Media rights group RSF warned Friday about “an alarming deterioration in press freedom” in the United States under Trump.
Paris-based Reporters Without Borders, which has been tracking press freedom for the last 23 years, highlighted how Trump had made difficult conditions worse by axing US financial support for state-backed broadcasters such as Voice of America and Radio Free Europe/Radio Liberty (RFE/RL), as well as US foreign development aid that assisted media outlets overseas.
After a fall of 11 places in 2024, the United States declined another two to 57th place on the 2025 World Press Freedom Index, one behind formerly war-torn Sierra Leone in west Africa.
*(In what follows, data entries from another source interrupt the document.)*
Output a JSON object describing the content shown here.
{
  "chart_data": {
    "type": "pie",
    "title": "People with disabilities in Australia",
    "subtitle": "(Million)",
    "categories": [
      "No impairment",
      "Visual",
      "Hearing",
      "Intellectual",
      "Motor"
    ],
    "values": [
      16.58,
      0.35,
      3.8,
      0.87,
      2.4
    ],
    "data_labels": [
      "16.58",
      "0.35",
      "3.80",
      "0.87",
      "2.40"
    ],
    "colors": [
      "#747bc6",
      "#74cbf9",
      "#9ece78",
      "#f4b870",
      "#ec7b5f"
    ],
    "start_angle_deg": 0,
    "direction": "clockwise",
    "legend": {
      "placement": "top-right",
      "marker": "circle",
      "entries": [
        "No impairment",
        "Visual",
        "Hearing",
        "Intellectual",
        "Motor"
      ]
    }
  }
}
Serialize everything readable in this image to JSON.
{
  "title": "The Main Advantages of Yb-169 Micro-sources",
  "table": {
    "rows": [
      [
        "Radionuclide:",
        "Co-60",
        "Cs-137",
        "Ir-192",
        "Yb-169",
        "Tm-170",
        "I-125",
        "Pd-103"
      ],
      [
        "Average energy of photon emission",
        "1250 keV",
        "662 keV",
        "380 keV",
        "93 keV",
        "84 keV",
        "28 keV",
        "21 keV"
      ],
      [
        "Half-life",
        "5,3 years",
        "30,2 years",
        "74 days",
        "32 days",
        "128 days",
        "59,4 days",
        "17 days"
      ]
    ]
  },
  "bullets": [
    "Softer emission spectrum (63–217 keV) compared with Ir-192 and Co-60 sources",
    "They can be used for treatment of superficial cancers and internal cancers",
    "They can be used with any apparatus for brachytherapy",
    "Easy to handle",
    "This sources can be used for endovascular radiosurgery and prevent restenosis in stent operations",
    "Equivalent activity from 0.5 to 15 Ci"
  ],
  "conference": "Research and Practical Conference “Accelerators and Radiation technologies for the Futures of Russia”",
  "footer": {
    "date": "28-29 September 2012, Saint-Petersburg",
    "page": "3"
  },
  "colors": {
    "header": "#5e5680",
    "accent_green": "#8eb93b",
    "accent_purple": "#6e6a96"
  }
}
The index, calculated according to the number of violent incidents involving journalists and other data compiled by experts, was topped by oil-rich Norway for the ninth year in a row. Estonia and the Netherlands were second and third.
“In the United States, Donald Trump’s second term as president has led to an alarming deterioration in press freedom, indicative of an authoritarian shift in government,” RSF said.
“His administration has weaponised institutions, cut support for independent media, and sidelined reporters.”
Large parts of the United States were now “news deserts,” RSF said.
Trump announced Wednesday that he was considering legal action against The New York Times, in his latest attack on a media outlet.
He is also suing media group Paramount over a pre-election interview last year of his Democratic rival Kamala Harris on its CBS channel.
Trump alleges it was edited to remove an embarrassing response, although many legal analysts view the case as baseless and likely to be dismissed or fail due to constitutional protections for freedom of the press.
Trump signs executive order to cut funding for public broadcasters
Good morning and welcome to the US live blog amid news that Donald Trump has pulled funding from news outlets NPR and PBS, accusing them of being biased.
NPR and PBS are only partly funded by the US taxpayer and rely heavily on private donations.
The US president has long had an antagonistic relationship with most mainstream news media, previously describing them as the “enemy of the people”.
A notable exception is the powerful conservative broadcaster Fox News, some of whose hosts have taken on leading roles in his administration.
“National Public Radio (NPR) and the Public Broadcasting Service (PBS) receive taxpayer funds through the Corporation for Public Broadcasting (CPB),” Trump said in his executive order. “I therefore instruct the CPB board of directors and all executive departments and agencies to cease Federal funding for NPR and PBS.”
You can read our story from Agence France-Presse here:
In other news:
-
Mike Waltz was relieved of his duties after clinging on for more than a month after the news broke that he had accidentally invited a journalist Trump hates to join a Signal group chat to plan strikes on Yemen in March.
-
After a morning of reporting on Waltz’s firing, the administration, put out a new line: Waltz had not been fired but promoted, since he had been nominated to be the new US ambassador to the UN. That framing was delivered on Fox News by Peter Doocy, a network correspondent, and then JD Vance, the vice-president.
-
A Reuters photograph of Wednesday’s cabinet meeting that was previously overlooked showed that Waltz was still using Signal on his phone as recently as yesterday, to communicate with senior officials including Marco Rubio, Steve Witkoff, Tulsi Gabbard and JD Vance.
-
Waltz appears to have installed third-party software on his phone that allows Signal to be archived, but also makes it less secure.
-
US Supreme Court Justice Ketanji Brown Jackson forcefully rejected what she called “relentless attacks” on the federal judiciary.
-
The US Army has developed detailed plans for a potential military parade on President Donald Trump’s birthday in June
-
Senate Democrats responded to the firing of Waltz by calling for another participant in the chat, defense secretary Pete Hegseth, to be fired.
-
Hegseth’s use of Signal to share confidential attack plans with his wife and brother is reportedly under investigation by the Pentagon’s acting inspector general.